San Miguel Arcángel, Príncipe de la Milicia celestial

San Miguel Arcángel, Príncipe de la Milicia celestial
"San Miguel Arcángel, defiéndenos en la batalla, sé nuestro amparo contra la perversidad y acechanzas del demonio; reprímale, Dios, pedimos suplicantes, y tú, Príncipe de la Milicia celestial, arroja al infierno, con el divino poder, a Satanás y a los demás espíritus malignos, que andan dispersos por el mundo para la perdición de las almas. Amén".

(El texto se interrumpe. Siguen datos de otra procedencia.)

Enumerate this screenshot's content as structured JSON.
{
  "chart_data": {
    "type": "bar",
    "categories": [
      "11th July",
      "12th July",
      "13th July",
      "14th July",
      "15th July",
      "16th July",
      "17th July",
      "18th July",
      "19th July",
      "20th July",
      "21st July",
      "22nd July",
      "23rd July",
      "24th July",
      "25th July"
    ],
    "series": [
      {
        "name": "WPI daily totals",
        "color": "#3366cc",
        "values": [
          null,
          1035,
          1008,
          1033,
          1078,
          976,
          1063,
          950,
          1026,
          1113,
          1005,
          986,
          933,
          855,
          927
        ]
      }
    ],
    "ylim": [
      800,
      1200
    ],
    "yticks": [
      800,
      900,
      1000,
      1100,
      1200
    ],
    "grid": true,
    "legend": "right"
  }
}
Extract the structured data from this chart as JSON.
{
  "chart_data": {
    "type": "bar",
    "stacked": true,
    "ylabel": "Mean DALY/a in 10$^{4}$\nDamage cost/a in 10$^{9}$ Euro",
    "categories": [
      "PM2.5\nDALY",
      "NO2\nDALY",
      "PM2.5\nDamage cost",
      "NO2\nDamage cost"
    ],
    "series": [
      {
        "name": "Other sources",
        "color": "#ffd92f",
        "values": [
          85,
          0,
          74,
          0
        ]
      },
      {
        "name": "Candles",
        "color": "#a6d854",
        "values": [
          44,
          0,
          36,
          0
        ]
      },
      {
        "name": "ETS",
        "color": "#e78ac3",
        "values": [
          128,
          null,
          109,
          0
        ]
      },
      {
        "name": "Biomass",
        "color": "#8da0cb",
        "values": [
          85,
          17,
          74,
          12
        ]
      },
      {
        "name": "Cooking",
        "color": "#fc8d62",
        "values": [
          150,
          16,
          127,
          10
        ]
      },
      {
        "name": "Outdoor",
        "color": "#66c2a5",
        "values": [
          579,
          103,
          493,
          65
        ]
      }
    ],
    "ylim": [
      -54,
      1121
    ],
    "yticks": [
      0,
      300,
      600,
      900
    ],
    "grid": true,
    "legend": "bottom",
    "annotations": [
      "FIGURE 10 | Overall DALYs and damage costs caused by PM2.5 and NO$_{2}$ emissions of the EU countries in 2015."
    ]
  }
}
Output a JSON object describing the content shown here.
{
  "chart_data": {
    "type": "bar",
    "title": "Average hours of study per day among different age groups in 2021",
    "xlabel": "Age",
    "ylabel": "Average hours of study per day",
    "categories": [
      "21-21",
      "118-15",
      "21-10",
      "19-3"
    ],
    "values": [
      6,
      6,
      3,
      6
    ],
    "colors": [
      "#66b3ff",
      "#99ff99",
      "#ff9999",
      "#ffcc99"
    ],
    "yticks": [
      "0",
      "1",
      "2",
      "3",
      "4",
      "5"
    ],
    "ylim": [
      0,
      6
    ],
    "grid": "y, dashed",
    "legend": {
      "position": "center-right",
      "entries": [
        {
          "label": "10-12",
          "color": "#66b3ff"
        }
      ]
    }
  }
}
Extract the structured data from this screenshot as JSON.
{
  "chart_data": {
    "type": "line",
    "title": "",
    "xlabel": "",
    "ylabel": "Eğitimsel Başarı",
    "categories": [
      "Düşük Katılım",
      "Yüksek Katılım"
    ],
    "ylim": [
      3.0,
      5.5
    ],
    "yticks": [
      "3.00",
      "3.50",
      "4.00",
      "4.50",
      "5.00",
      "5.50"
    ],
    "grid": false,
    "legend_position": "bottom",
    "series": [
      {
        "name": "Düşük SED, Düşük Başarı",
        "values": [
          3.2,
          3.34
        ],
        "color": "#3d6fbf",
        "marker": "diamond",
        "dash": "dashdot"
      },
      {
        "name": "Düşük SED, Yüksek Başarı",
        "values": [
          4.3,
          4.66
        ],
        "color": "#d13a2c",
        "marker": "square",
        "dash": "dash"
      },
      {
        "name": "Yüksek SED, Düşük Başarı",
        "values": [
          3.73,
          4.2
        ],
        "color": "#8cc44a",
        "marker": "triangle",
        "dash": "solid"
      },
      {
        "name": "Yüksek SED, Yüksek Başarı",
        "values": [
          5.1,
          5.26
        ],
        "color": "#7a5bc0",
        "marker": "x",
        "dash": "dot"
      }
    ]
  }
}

martes, 13 de septiembre de 2016

San Juan Crisóstomo


Vida de santidad de San Juan Crisóstomo
Nació en Antioquía, hacia el año 349; después de recibir una excelente formación, comenzó por dedicarse a la vida ascética. Fue ordenado sacerdote y ejerció con gran provecho el ministerio de la predicación. El año 397 fue elegido obispo de Constantinopla, cargo en el que se comportó como un pastor ejemplar, esforzándose por llevar a cabo una estricta reforma de las costumbres del clero y de los fieles. La oposición de la corte imperial y de los envidiosos lo llevó por dos veces al destierro. Acabado por tantas miserias, murió en Comana, en el Ponto, el día 14 de septiembre del año 407. Contribuyó en gran manera, por su palabra y escritos, al enriquecimiento de la doctrina cristiana, mereciendo el apelativo de Crisóstomo, es decir, “Boca de oro”[1]

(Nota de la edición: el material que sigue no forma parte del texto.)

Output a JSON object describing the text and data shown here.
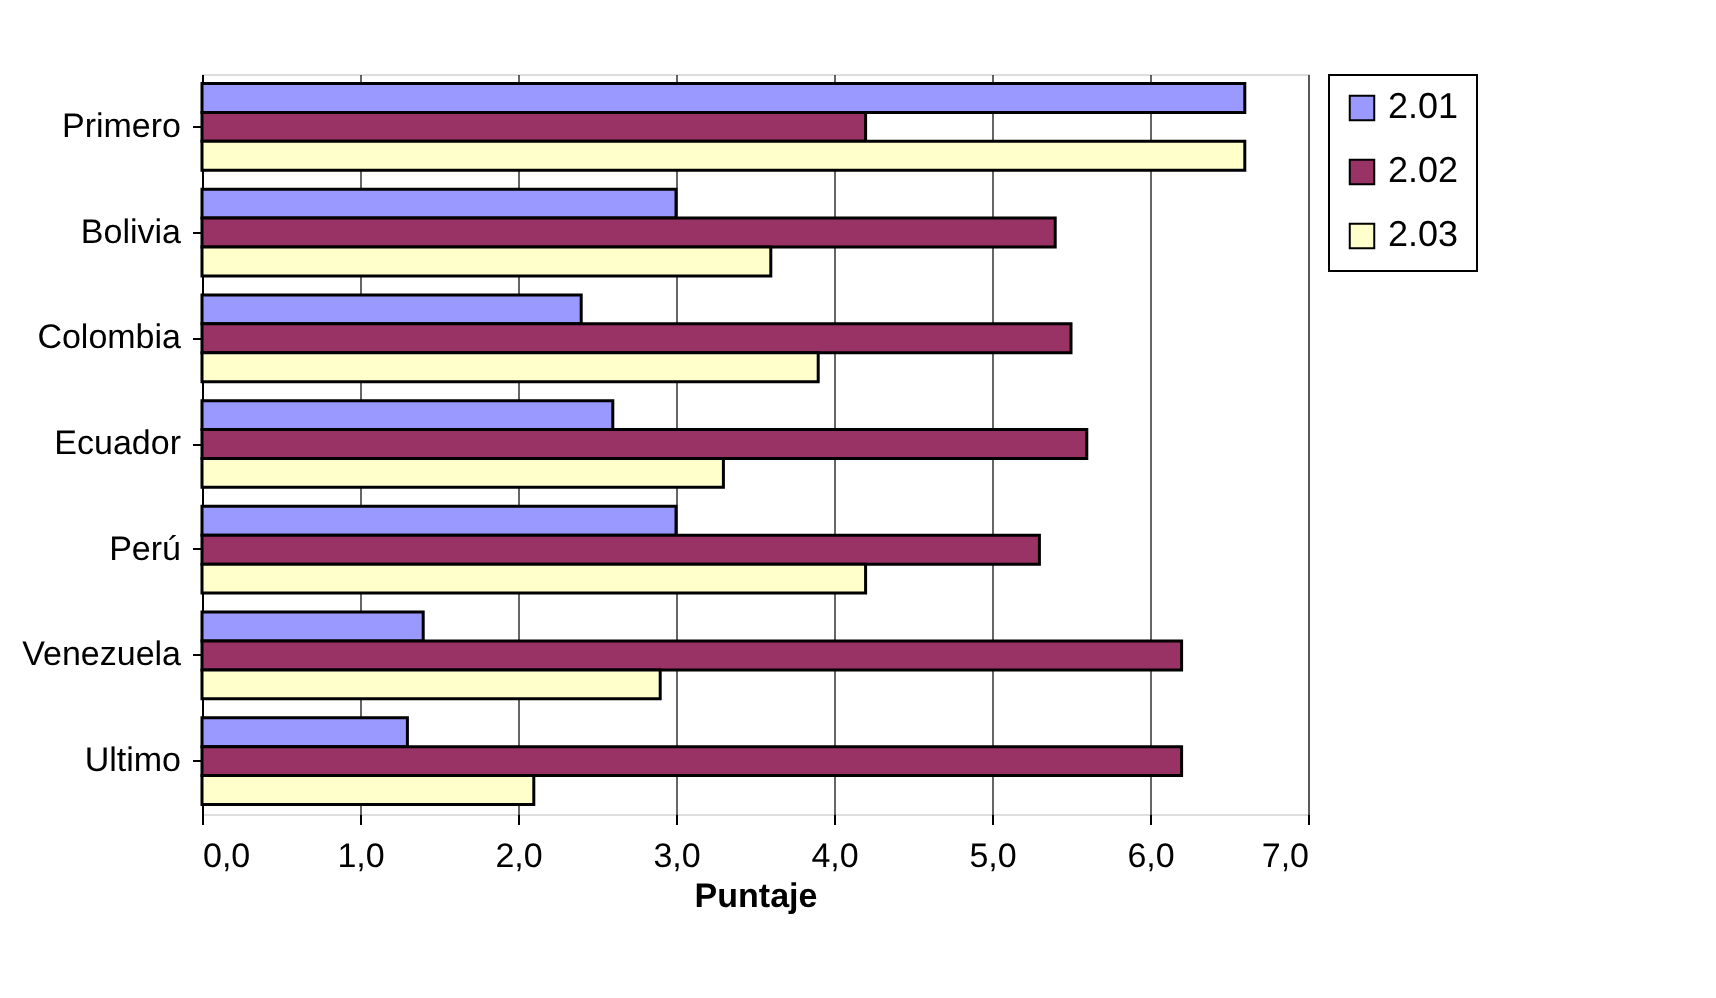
{
  "chart_data": {
    "type": "bar",
    "orientation": "horizontal",
    "xlabel": "Puntaje",
    "categories": [
      "Primero",
      "Bolivia",
      "Colombia",
      "Ecuador",
      "Perú",
      "Venezuela",
      "Ultimo"
    ],
    "series": [
      {
        "name": "2.01",
        "color": "#9999ff",
        "values": [
          6.6,
          3.0,
          2.4,
          2.6,
          3.0,
          1.4,
          1.3
        ]
      },
      {
        "name": "2.02",
        "color": "#993366",
        "values": [
          4.2,
          5.4,
          5.5,
          5.6,
          5.3,
          6.2,
          6.2
        ]
      },
      {
        "name": "2.03",
        "color": "#ffffcc",
        "values": [
          6.6,
          3.6,
          3.9,
          3.3,
          4.2,
          2.9,
          2.1
        ]
      }
    ],
    "xlim": [
      0,
      7
    ],
    "xticks": [
      {
        "value": 0,
        "label": "0,0"
      },
      {
        "value": 1,
        "label": "1,0"
      },
      {
        "value": 2,
        "label": "2,0"
      },
      {
        "value": 3,
        "label": "3,0"
      },
      {
        "value": 4,
        "label": "4,0"
      },
      {
        "value": 5,
        "label": "5,0"
      },
      {
        "value": 6,
        "label": "6,0"
      },
      {
        "value": 7,
        "label": "7,0"
      }
    ],
    "grid": "x",
    "legend": "right"
  }
}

Mensaje de santidad de San Juan Crisóstomo
Siendo ya obispo de Constantinopla, y debido a las calumnias y la envidia de algunos nobles de la corte, San Juan Crisóstomo debió partir para el exilio, y antes de hacerlo, predica una homilía en la que describe su estado espiritual, dejándonos enseñanzas de mucho provecho espiritual. Una de estas enseñanzas se derivan de su exilio: al ser desterrado, el santo participa así del exilio de Cristo, que del cielo baja a la tierra, lo cual constituye para Jesús un verdadero exilio, y participa también de la expulsión de Jesús, ya condenado a muerte, quien sale por las puertas de la Jerusalén terrena para dirigirse al Calvario.

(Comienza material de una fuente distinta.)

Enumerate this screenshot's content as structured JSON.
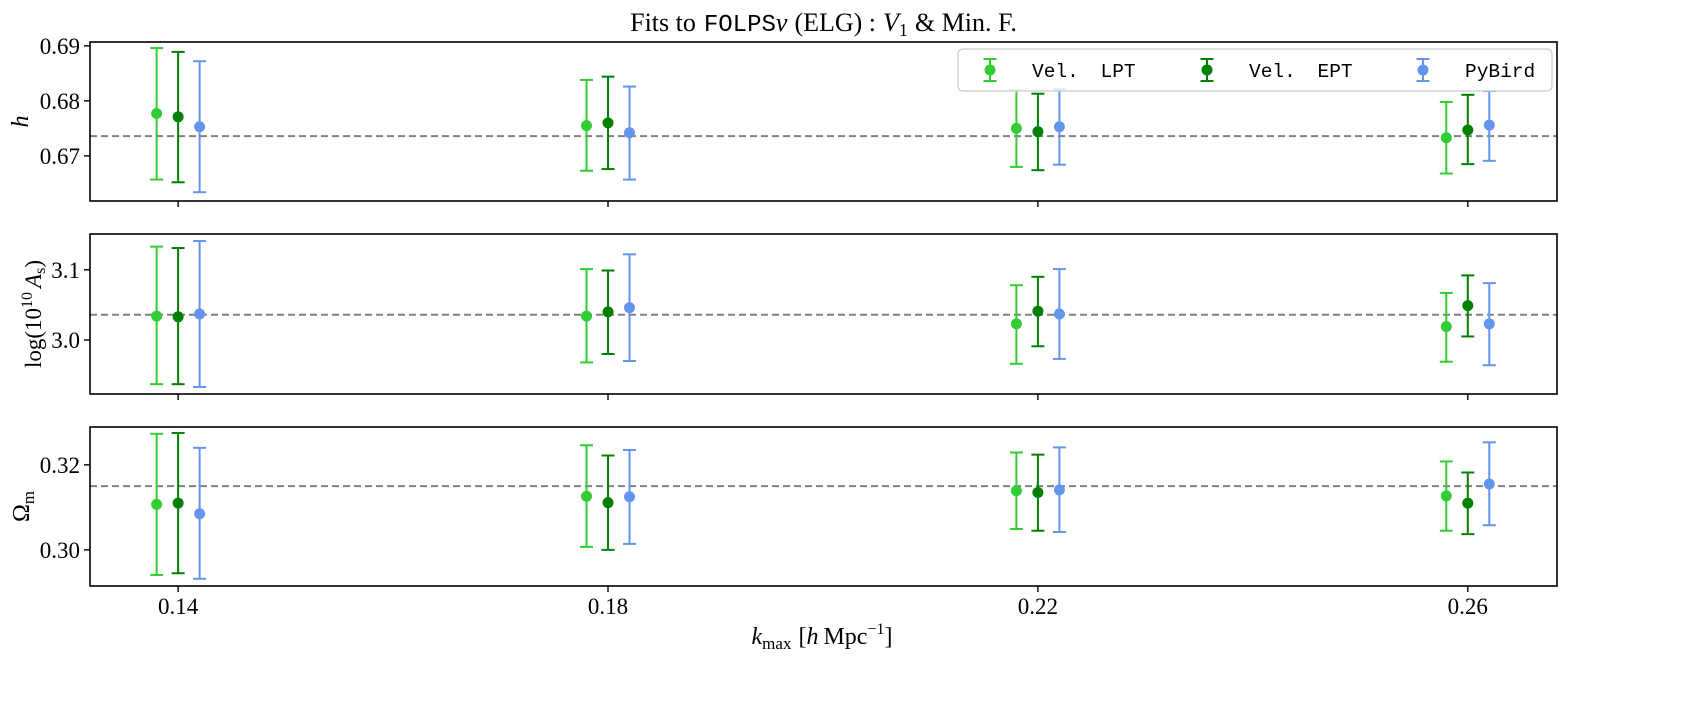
{
  "chart_data": {
    "type": "scatter",
    "title": {
      "lead": "Fits to",
      "code": "FOLPS",
      "nu": "ν",
      "sample": "(ELG) :",
      "v": "V",
      "v_sub": "1",
      "tail": "& Min. F."
    },
    "x": [
      0.14,
      0.18,
      0.22,
      0.26
    ],
    "x_tick_labels": [
      "0.14",
      "0.18",
      "0.22",
      "0.26"
    ],
    "xlim": [
      0.1318,
      0.2683
    ],
    "xlabel": {
      "var": "k",
      "sub": "max",
      "open": "[",
      "h": "h",
      "unit": "Mpc",
      "exp": "−1",
      "close": "]"
    },
    "grid": false,
    "legend_position": "top-right",
    "reference_color": "#808080",
    "panels": [
      {
        "ylabel": {
          "var": "h"
        },
        "ylim": [
          0.6618,
          0.6907
        ],
        "yticks": [
          0.67,
          0.68,
          0.69
        ],
        "ytick_labels": [
          "0.67",
          "0.68",
          "0.69"
        ],
        "reference": 0.6736
      },
      {
        "ylabel": {
          "pre": "log(10",
          "exp": "10",
          "var": "A",
          "sub": "s",
          "post": ")"
        },
        "ylim": [
          2.923,
          3.151
        ],
        "yticks": [
          3.0,
          3.1
        ],
        "ytick_labels": [
          "3.0",
          "3.1"
        ],
        "reference": 3.036
      },
      {
        "ylabel": {
          "var": "Ω",
          "sub": "m"
        },
        "ylim": [
          0.2915,
          0.3289
        ],
        "yticks": [
          0.3,
          0.32
        ],
        "ytick_labels": [
          "0.30",
          "0.32"
        ],
        "reference": 0.315
      }
    ],
    "series": [
      {
        "name": "Vel. LPT",
        "color": "#32CD32",
        "panels": [
          {
            "y": [
              0.6777,
              0.6755,
              0.675,
              0.6733
            ],
            "lo": [
              0.6657,
              0.6673,
              0.668,
              0.6668
            ],
            "hi": [
              0.6896,
              0.6838,
              0.6819,
              0.6798
            ]
          },
          {
            "y": [
              3.034,
              3.034,
              3.023,
              3.019
            ],
            "lo": [
              2.937,
              2.968,
              2.966,
              2.969
            ],
            "hi": [
              3.133,
              3.101,
              3.078,
              3.067
            ]
          },
          {
            "y": [
              0.3107,
              0.3126,
              0.3139,
              0.3127
            ],
            "lo": [
              0.2941,
              0.3007,
              0.3049,
              0.3045
            ],
            "hi": [
              0.3273,
              0.3246,
              0.3229,
              0.3208
            ]
          }
        ]
      },
      {
        "name": "Vel. EPT",
        "color": "#008000",
        "panels": [
          {
            "y": [
              0.6771,
              0.676,
              0.6744,
              0.6747
            ],
            "lo": [
              0.6652,
              0.6676,
              0.6674,
              0.6685
            ],
            "hi": [
              0.6889,
              0.6844,
              0.6813,
              0.6811
            ]
          },
          {
            "y": [
              3.033,
              3.04,
              3.041,
              3.049
            ],
            "lo": [
              2.937,
              2.98,
              2.991,
              3.005
            ],
            "hi": [
              3.131,
              3.099,
              3.09,
              3.092
            ]
          },
          {
            "y": [
              0.311,
              0.3111,
              0.3135,
              0.311
            ],
            "lo": [
              0.2945,
              0.3,
              0.3045,
              0.3037
            ],
            "hi": [
              0.3275,
              0.3222,
              0.3224,
              0.3182
            ]
          }
        ]
      },
      {
        "name": "PyBird",
        "color": "#6495ED",
        "panels": [
          {
            "y": [
              0.6753,
              0.6742,
              0.6753,
              0.6756
            ],
            "lo": [
              0.6634,
              0.6657,
              0.6684,
              0.6691
            ],
            "hi": [
              0.6872,
              0.6826,
              0.6821,
              0.6818
            ]
          },
          {
            "y": [
              3.037,
              3.046,
              3.037,
              3.023
            ],
            "lo": [
              2.933,
              2.97,
              2.973,
              2.964
            ],
            "hi": [
              3.141,
              3.122,
              3.101,
              3.081
            ]
          },
          {
            "y": [
              0.3085,
              0.3125,
              0.3141,
              0.3155
            ],
            "lo": [
              0.2932,
              0.3014,
              0.3042,
              0.3058
            ],
            "hi": [
              0.324,
              0.3235,
              0.3241,
              0.3253
            ]
          }
        ]
      }
    ]
  }
}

Se trata de una situación de extrema indefensión, porque a donde va, no solo no tiene a nadie conocido, sino que también carece de sustento material y económico, por lo que debe pasar muchas penurias. Sin embargo, es en este momento en el que, paradójicamente, al ser abandonado por los hombres, es cuando más está acompañado por el Hombre-Dios, Jesucristo: según lo manifiesta en su homilía antes del exilio, San Juan Crisóstomo está unido a Jesús por la fe, siendo el mismo Jesús quien le hace ver que su destino final es el cielo, quien le hace desear la vida eterna y quien, con su Espíritu, le da valor, permitiéndole experimentar la fuerza de la fe en Él, que es la Roca: “Muchas son las olas que nos ponen en peligro, y una gran tempestad nos amenaza: sin embargo, no tememos ser sumergidos porque permanecemos de pie sobre la roca. Aun cuando el mar se desate, no romperá esta roca; aunque se levanten las olas, nada podrán contra la barca de Jesús”[2].
San Juan Crisóstomo debe partir al exilio, en donde peligra su vida, pero para él, su vida es Cristo y por eso no teme a la muerte, a la cual la considera una ganancia, porque le permite obtener a Cristo para siempre: “Decidme, ¿qué podemos temer? ¿La muerte? Para mí la vida es Cristo, y la muerte una ganancia”.
En el exilio mismo, no tiene la compañía de los hombres, pero ahí está Dios, con su omnipresencia: “¿El destierro? Del Señor es la tierra y cuanto la llena”.
No tiene bienes, pero no los desea, porque nada de los bienes materiales llevaremos a la otra vida, por lo que son inútiles para el Reino: “¿La confiscación de los bienes? Nada trajimos al mundo; de modo que nada podemos llevarnos de él”.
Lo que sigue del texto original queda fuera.